The Goulder Group focuses on the South African HIV epidemic. The group studies the inter-related roles in HIV infection of CTL escape, viral replicative capacity, the impact of HLA and non-HLA genes on disease outcome, and the evolutionary consequences of these events. A key research interest is in the paediatric HIV epidemic, with the unique insights this presents into mechanisms underlying HIV Cure and HIV Non-Pathogenesis.
HIV infects CD4+ T-cells, causes a decline in CD4 count and immunodeficiency, ultimately resulting in AIDS. An estimated >70 million people have been infected with HIV to date, of whom ~36m are living with HIV today.

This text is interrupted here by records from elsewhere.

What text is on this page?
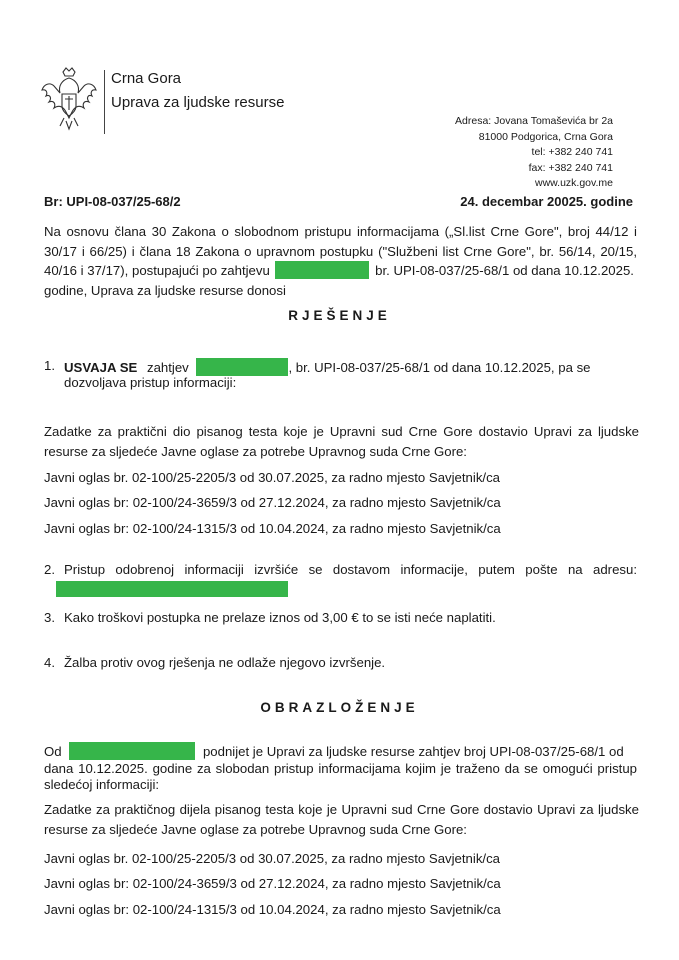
Crna Gora
Uprava za ljudske resurse
Adresa: Jovana Tomaševića br 2a
81000 Podgorica, Crna Gora
tel: +382 240 741
fax: +382 240 741
www.uzk.gov.me
Br: UPI-08-037/25-68/2	24. decembar 20025. godine
Na osnovu člana 30 Zakona o slobodnom pristupu informacijama („Sl.list Crne Gore", broj 44/12 i
30/17 i 66/25) i člana 18 Zakona o upravnom postupku ("Službeni list Crne Gore", br. 56/14, 20/15,
40/16 i 37/17), postupajući po zahtjevu	br. UPI-08-037/25-68/1 od dana 10.12.2025.
godine, Uprava za ljudske resurse donosi
RJEŠENJE
1. USVAJA SE zahtjev	, br. UPI-08-037/25-68/1 od dana 10.12.2025, pa se
dozvoljava pristup informaciji:
Zadatke za praktični dio pisanog testa koje je Upravni sud Crne Gore dostavio Upravi za ljudske
resurse za sljedeće Javne oglase za potrebe Upravnog suda Crne Gore:
Javni oglas br. 02-100/25-2205/3 od 30.07.2025, za radno mjesto Savjetnik/ca
Javni oglas br: 02-100/24-3659/3 od 27.12.2024, za radno mjesto Savjetnik/ca
Javni oglas br: 02-100/24-1315/3 od 10.04.2024, za radno mjesto Savjetnik/ca
2. Pristup odobrenoj informaciji izvršiće se dostavom informacije, putem pošte na adresu:
3. Kako troškovi postupka ne prelaze iznos od 3,00 € to se isti neće naplatiti.
4. Žalba protiv ovog rješenja ne odlaže njegovo izvršenje.
OBRAZLOŽENJE
Od	podnijet je Upravi za ljudske resurse zahtjev broj UPI-08-037/25-68/1 od
dana 10.12.2025. godine za slobodan pristup informacijama kojim je traženo da se omogući pristup
sledećoj informaciji:
Zadatke za praktičnog dijela pisanog testa koje je Upravni sud Crne Gore dostavio Upravi za ljudske
resurse za sljedeće Javne oglase za potrebe Upravnog suda Crne Gore:
Javni oglas br. 02-100/25-2205/3 od 30.07.2025, za radno mjesto Savjetnik/ca
Javni oglas br: 02-100/24-3659/3 od 27.12.2024, za radno mjesto Savjetnik/ca
Javni oglas br: 02-100/24-1315/3 od 10.04.2024, za radno mjesto Savjetnik/ca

Approximately one-seventh of HIV infections are in children.
Our research work aims to:
- Define the adaptive immune responses that are successful in controlling HIV (see Payne et al PNAS 2014; and reviews: Kloverpris et al, Front Immunol 2015; Prendergast et al Nat Rev Immunol 2012, Goulder & Walker, Immunity, 2012)
- Understand the innate immune responses that allow HIV to replicate at high levels without causing disease. This we see in a small subset – approximately 2% - of HIV-infected children who are healthy and indistinguishable from age-matched uninfected children apart from running persistently high viral loads (see Paediatric Non-Progressor Study);
- Investigate the potential for HIV Cure in specific groups of HIV-infected children: newborns in whom ART is initiated on the first day of life (see Baby Cure Study); HIV-infected children in whom ART was initiated in the first 12 months of life; and the paediatric non-progressors;
- Define changes in the innate and adaptive immune response that arise over the course of normal development (see Muenchhoff et al, Front Immunol, 2014), that give rise to the so-called honeymoon period of infectious diseases in childhood, with high morbidity and mortality in the first 1-2yrs, reduced in childhood, increasing again towards older childhood and adolescence (an example being TB infection versus TB disease); and to define the sex differences in the immune response that arise pre-puberty in children that give rise to the striking disease outcomes from a range of infections in male and female children through childhood (see Muenchhoff & Goulder, JID 2014). To this end we are conducting a longitudinal study of 40 sets of twins we have enrolled in Oxford and 20 sets we have enrolled in Kimberley South Africa.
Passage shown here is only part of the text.